Is $A \Rightarrow \forall x(A(x))$ provable in classical predicate calculus?

Question

My question is whether $A \Rightarrow \forall x(A(x))$ is provable in the classical predicate calculus. My intuition would say yes because using finite domain truth tables one can check (I hope I am not wrong) that $A \Rightarrow \forall x(A(x))$ is a tautology. Because if $A$ evaluates false for some variable then $\forall x(A(x))$ is false so implication is true and if $A$ evaluates true for all variables then both $A$ for each variable is true and so is $\forall x(A(x))$, so implication is true as well.

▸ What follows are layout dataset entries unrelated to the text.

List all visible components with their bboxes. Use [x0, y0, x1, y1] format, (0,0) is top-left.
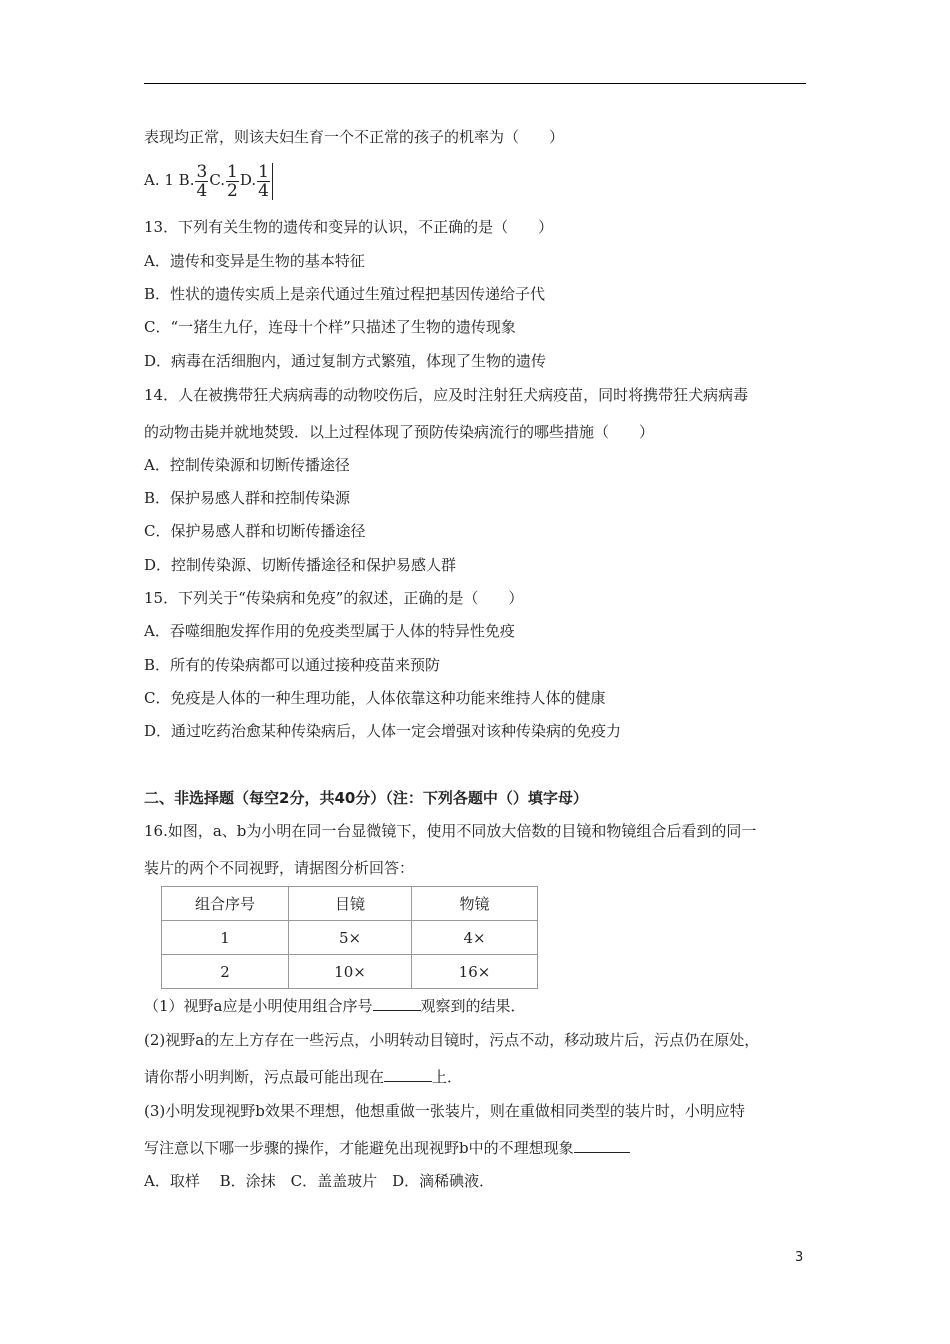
- q13-stem: 13．下列有关生物的遗传和变异的认识，不正确的是（ ）: [144, 218, 554, 236]
- table-header: 物镜: [412, 887, 538, 921]
- answer-blank[interactable]: [384, 1067, 432, 1082]
- header-rule: [144, 83, 806, 84]
- q16-stem-1: 16.如图，a、b为小明在同一台显微镜下，使用不同放大倍数的目镜和物镜组合后看到的同一: [144, 822, 757, 840]
- q15-option-a: A．吞噬细胞发挥作用的免疫类型属于人体的特异性免疫: [144, 622, 515, 640]
- table-cell: 4×: [412, 921, 538, 955]
- q13-option-c: C．“一猪生九仔，连母十个样”只描述了生物的遗传现象: [144, 318, 516, 336]
- microscope-table: [161, 886, 538, 989]
- q14-option-c: C．保护易感人群和切断传播途径: [144, 522, 366, 540]
- table-cell: 16×: [412, 955, 538, 989]
- table-cell: 2: [162, 955, 289, 989]
- q15-option-d: D．通过吃药治愈某种传染病后，人体一定会增强对该种传染病的免疫力: [144, 722, 622, 740]
- table-header-row: [162, 887, 538, 921]
- table-header: 组合序号: [162, 887, 289, 921]
- q12-options: [144, 158, 274, 202]
- answer-blank[interactable]: [373, 996, 421, 1011]
- fraction-c: $\frac{1}{2}$: [227, 161, 238, 201]
- option-d-label: D.: [239, 171, 257, 189]
- table-header: 目镜: [289, 887, 412, 921]
- fraction-d: $\frac{1}{4}$: [257, 163, 273, 200]
- q16-sub3-line1: (3)小明发现视野b效果不理想，他想重做一张装片，则在重做相同类型的装片时，小明应特: [144, 1102, 745, 1120]
- table-row: [162, 921, 538, 955]
- q16-stem-2: 装片的两个不同视野，请据图分析回答：: [144, 859, 415, 877]
- q13-option-b: B．性状的遗传实质上是亲代通过生殖过程把基因传递给子代: [144, 285, 546, 303]
- option-a-b-label: A. 1 B.: [144, 171, 195, 189]
- page-number: 3: [795, 1250, 804, 1265]
- table-row: [162, 955, 538, 989]
- table-cell: 1: [162, 921, 289, 955]
- q15-option-b: B．所有的传染病都可以通过接种疫苗来预防: [144, 656, 441, 674]
- q13-option-d: D．病毒在活细胞内，通过复制方式繁殖，体现了生物的遗传: [144, 352, 547, 370]
- q12-continuation: 表现均正常，则该夫妇生育一个不正常的孩子的机率为（ ）: [144, 128, 565, 146]
- q16-sub1: （1）视野a应是小明使用组合序号 观察到的结果．: [144, 997, 526, 1015]
- q14-option-d: D．控制传染源、切断传播途径和保护易感人群: [144, 556, 457, 574]
- answer-blank[interactable]: [574, 1138, 630, 1153]
- q16-sub2-line1: (2)视野a的左上方存在一些污点，小明转动目镜时，污点不动，移动玻片后，污点仍在原处，: [144, 1031, 760, 1049]
- q14-option-a: A．控制传染源和切断传播途径: [144, 456, 350, 474]
- q14-option-b: B．保护易感人群和控制传染源: [144, 489, 351, 507]
- fraction-b: $\frac{3}{4}$: [196, 161, 208, 201]
- q14-stem-2: 的动物击毙并就地焚毁．以上过程体现了预防传染病流行的哪些措施（ ）: [144, 423, 655, 441]
- q16-sub3-line2: 写注意以下哪一步骤的操作，才能避免出现视野b中的不理想现象: [144, 1137, 630, 1159]
- q14-stem-1: 14．人在被携带狂犬病病毒的动物咬伤后，应及时注射狂犬病疫苗，同时将携带狂犬病病毒: [144, 386, 749, 404]
- section-2-heading: 二、非选择题（每空2分，共40分）（注：下列各题中（）填字母）: [144, 789, 588, 807]
- q16-sub3-options: A．取样 B．涂抹 C．盖盖玻片 D．滴稀碘液．: [144, 1172, 495, 1190]
- table-cell: 5×: [289, 921, 412, 955]
- option-c-label: C.: [209, 171, 226, 189]
- q13-option-a: A．遗传和变异是生物的基本特征: [144, 252, 365, 270]
- q15-stem: 15．下列关于“传染病和免疫”的叙述，正确的是（ ）: [144, 589, 524, 607]
- table-cell: 10×: [289, 955, 412, 989]
- q15-option-c: C．免疫是人体的一种生理功能，人体依靠这种功能来维持人体的健康: [144, 689, 606, 707]
- q16-sub2-line2: 请你帮小明判断，污点最可能出现在 上．: [144, 1068, 463, 1086]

I am confused because in Kleene's "Mathematical Logic" he says that $A \vdash \forall x (A(x))$ is not true. Here, he means that $A \vdash B$ if $B$ is deducible from $A$ when all free variables of $A$ are held constant. I think this statement contradicts the fact that $A \Rightarrow \forall x(A(x))$ is provable due to the following reasoning.

1. $A \Rightarrow B, A \vdash B$ is a valid deduction in predicate calculus.
2. Then, $A \Rightarrow \forall x(A(x)), A \vdash \forall x(A(x))$ is a valid deduction.
3. Because $A \Rightarrow \forall x(A(x))$ is provable, it means $A \vdash \forall x(A(x))$.

I would appreciate if you can help me with this.

Answer 1

What $P\vdash Q$ should mean when $P$ and $Q$ have free variables is handled in different ways for different presentations of classical (and other) logics. For Hilbert-style presentations of logic, it is often defined to be $\forall P\vdash\forall Q$ where $\forall P$ means the universal closure of $P$, i.e. $P$ with all free variables bound by universal quantifiers.

In other presentations it makes less sense to do this, and even for Hilbert-style presentations you can make a different choice which Kleene does. One hint on what it should mean from Kleene's definition of $\vdash$ is in the "held constant". One way of viewing this is that when considering $P\vdash Q$ where free variables occur in $P$ and/or $Q$ is that those free variables become constants of your signature. That is, $P(x)\vdash Q(x)$ means, "add $\mathsf{c}$ to the signature as a constant and see if $P(\mathsf c)\vdash Q(\mathsf c)$, which now only talks about closed formulas, is derivable.

For your specific case, it should then be clear why $A(y)\vdash\forall x.A(x)$ isn't derivable. $A(1)$, say, doesn't imply $\forall x.A(x)$. Your "proof" fails because, unsurprisingly $A\Rightarrow\forall x.A(x)$ isn't a "tautology". Your semantic argument fails because if $A$ holds for some but not all elements in the domain, then there is an interpretation of $A(\mathsf c)\Rightarrow \forall x.A(x)$ that interprets $\mathsf c$ as a value for which $A$ holds but $\forall x.A(x)$ producing "true" implying "false". Again, you wouldn't expect $A(1)\Rightarrow \forall x.A(x)$ to be valid.